Stem cell treatments
Main article: Stem cell treatments
Stem cell implants are a stem cell treatment where damaged neurons are replaced by transplantation of stem cells (or possibly neural stem cells—a type of somatic [adult] stem cell) into affected regions of the brain. Hypothetically, embryonic stem cells can be differentiated into neuronal precursors in vitro, and transplanted into damaged areas of the brain to generate replacement neurons; if enough damaged neurons can be replaced and develop the correct synaptic connectivity, symptoms could be alleviated. This treatment would not prevent further neuronal damage, so it would have to be an ongoing treatment.
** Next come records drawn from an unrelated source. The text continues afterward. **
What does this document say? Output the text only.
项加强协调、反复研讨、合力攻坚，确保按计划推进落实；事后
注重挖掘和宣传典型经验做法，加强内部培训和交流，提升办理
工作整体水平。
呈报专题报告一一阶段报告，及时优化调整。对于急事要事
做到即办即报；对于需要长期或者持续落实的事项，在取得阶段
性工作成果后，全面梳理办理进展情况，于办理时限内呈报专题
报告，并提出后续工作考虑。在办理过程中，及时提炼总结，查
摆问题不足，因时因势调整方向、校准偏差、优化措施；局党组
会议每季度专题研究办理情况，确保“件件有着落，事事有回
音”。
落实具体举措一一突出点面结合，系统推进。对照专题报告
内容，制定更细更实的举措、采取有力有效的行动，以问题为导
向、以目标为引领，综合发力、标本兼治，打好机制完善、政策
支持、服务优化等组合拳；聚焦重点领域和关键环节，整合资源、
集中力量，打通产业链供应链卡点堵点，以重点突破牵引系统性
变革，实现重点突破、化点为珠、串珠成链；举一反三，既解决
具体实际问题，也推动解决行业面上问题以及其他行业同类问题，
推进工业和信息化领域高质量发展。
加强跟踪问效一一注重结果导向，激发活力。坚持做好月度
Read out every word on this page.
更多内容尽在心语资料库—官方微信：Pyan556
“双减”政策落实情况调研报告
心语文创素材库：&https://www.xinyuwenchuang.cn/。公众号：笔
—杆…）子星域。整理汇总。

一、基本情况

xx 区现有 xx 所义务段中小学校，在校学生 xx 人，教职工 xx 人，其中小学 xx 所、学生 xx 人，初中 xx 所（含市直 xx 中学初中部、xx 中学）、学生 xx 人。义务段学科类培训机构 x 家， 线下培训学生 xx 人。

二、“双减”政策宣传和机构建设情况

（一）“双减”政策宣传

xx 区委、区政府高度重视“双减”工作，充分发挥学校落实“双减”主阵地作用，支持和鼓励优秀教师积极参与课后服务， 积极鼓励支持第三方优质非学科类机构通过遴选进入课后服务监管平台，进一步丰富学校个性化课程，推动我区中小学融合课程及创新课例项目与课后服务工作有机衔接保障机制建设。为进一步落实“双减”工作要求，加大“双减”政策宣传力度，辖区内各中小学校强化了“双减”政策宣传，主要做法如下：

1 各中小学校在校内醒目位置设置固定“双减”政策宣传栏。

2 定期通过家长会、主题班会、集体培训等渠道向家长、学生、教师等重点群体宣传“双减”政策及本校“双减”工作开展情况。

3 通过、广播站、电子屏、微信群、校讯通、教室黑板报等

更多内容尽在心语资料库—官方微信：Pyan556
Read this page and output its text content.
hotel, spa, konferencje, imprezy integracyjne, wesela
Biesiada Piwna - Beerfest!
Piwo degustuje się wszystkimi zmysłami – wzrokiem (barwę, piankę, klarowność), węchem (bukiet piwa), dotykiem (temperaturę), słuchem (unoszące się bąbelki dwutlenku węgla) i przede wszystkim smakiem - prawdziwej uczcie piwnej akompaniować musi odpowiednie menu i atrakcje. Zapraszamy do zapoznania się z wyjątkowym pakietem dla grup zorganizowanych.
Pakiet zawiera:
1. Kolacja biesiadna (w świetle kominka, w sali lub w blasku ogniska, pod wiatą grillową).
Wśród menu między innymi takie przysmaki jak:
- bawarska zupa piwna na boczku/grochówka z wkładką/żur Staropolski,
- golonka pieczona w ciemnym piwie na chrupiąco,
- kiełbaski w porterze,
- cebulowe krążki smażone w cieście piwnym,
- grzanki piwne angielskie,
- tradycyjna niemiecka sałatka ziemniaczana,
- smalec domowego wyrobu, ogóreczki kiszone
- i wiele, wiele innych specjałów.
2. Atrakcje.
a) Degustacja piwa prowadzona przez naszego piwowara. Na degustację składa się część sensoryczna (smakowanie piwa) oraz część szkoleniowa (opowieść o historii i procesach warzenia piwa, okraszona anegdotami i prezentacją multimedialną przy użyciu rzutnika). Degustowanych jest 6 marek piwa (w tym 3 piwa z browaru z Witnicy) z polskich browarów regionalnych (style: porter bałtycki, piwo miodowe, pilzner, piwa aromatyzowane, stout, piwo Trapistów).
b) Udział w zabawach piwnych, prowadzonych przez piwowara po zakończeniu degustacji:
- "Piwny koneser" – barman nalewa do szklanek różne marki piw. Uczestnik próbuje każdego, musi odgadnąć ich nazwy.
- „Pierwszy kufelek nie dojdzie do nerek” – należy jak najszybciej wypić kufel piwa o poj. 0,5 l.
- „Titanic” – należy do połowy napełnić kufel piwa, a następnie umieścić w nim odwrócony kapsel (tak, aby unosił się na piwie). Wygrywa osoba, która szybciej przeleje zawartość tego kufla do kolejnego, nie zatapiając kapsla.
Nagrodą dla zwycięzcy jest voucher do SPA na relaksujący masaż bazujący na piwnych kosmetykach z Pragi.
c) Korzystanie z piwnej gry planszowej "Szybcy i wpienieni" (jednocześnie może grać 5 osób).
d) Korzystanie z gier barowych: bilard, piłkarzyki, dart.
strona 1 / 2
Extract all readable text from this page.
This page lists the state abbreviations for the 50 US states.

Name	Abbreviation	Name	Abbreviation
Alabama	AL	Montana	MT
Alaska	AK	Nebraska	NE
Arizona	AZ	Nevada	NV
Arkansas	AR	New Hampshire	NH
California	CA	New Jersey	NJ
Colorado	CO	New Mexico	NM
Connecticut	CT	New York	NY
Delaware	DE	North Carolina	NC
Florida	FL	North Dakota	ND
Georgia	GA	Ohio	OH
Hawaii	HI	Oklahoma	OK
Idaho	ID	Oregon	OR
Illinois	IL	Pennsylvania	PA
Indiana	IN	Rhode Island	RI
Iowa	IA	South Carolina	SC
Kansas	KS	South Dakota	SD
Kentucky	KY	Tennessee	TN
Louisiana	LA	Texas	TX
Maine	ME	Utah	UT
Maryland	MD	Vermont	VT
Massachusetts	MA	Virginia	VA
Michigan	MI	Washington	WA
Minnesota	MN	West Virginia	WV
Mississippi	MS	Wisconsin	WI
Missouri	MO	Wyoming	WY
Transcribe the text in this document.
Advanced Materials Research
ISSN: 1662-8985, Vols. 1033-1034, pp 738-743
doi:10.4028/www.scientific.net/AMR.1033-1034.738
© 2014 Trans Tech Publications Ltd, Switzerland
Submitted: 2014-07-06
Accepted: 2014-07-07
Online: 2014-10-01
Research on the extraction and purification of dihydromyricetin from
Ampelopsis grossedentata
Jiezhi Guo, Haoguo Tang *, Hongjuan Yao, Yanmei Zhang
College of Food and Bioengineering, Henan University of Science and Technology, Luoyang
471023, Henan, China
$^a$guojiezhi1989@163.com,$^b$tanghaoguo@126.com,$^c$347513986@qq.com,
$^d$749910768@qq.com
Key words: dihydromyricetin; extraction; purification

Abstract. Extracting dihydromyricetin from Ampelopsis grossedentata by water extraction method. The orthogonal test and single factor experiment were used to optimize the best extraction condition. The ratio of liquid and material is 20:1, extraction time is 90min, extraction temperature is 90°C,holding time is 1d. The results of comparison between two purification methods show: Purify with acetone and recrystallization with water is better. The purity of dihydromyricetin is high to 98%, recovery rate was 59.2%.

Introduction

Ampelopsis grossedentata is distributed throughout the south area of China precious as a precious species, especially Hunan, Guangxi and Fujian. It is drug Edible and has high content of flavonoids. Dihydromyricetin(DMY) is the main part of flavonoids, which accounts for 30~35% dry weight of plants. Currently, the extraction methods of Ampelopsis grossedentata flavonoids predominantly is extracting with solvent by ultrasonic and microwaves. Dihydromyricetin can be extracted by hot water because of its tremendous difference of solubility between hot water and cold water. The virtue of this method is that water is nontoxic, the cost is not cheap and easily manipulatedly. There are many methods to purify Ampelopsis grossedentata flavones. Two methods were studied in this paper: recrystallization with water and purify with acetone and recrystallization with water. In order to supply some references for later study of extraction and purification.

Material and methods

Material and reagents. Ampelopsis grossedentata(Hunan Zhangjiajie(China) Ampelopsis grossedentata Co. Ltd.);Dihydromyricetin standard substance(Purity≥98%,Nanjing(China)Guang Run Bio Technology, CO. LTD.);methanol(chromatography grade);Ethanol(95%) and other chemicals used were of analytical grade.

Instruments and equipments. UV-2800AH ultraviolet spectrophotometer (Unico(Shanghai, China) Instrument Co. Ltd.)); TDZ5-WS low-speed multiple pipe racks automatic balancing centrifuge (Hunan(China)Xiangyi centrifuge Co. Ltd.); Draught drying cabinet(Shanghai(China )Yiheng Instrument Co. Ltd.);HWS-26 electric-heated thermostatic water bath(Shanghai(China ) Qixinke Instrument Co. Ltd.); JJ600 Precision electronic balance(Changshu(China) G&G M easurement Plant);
Experiments have yielded some positive results in animal models, but stem cell treatment for HD remains highly speculative and has not been tested in clinical trials.
Pharmacological
As of August 2008, several trials of various compounds are in development or ongoing,[22] a few at the point of testing on larger numbers of people, known as phase III of clinical trials. Substances that have shown promise in initial experiments include dopamine receptor blockers, select dopamine antagonists, such as creatine and CoQ10, the antibiotic Minocycline, antioxidant-containing foods and nutrients, and antidepressants, including selective serotonin reuptake inhibitors such as sertraline, fluoxetine, and paroxetine. A recent study suggested strong association between specific single nucleotide polymorphisms alleles and CAG expansion also provides an opportunity of personalized therapeutics in HD where the clinical development of only a small number of allele-specific targets may be sufficient to treat up to 88% of the HD patient population.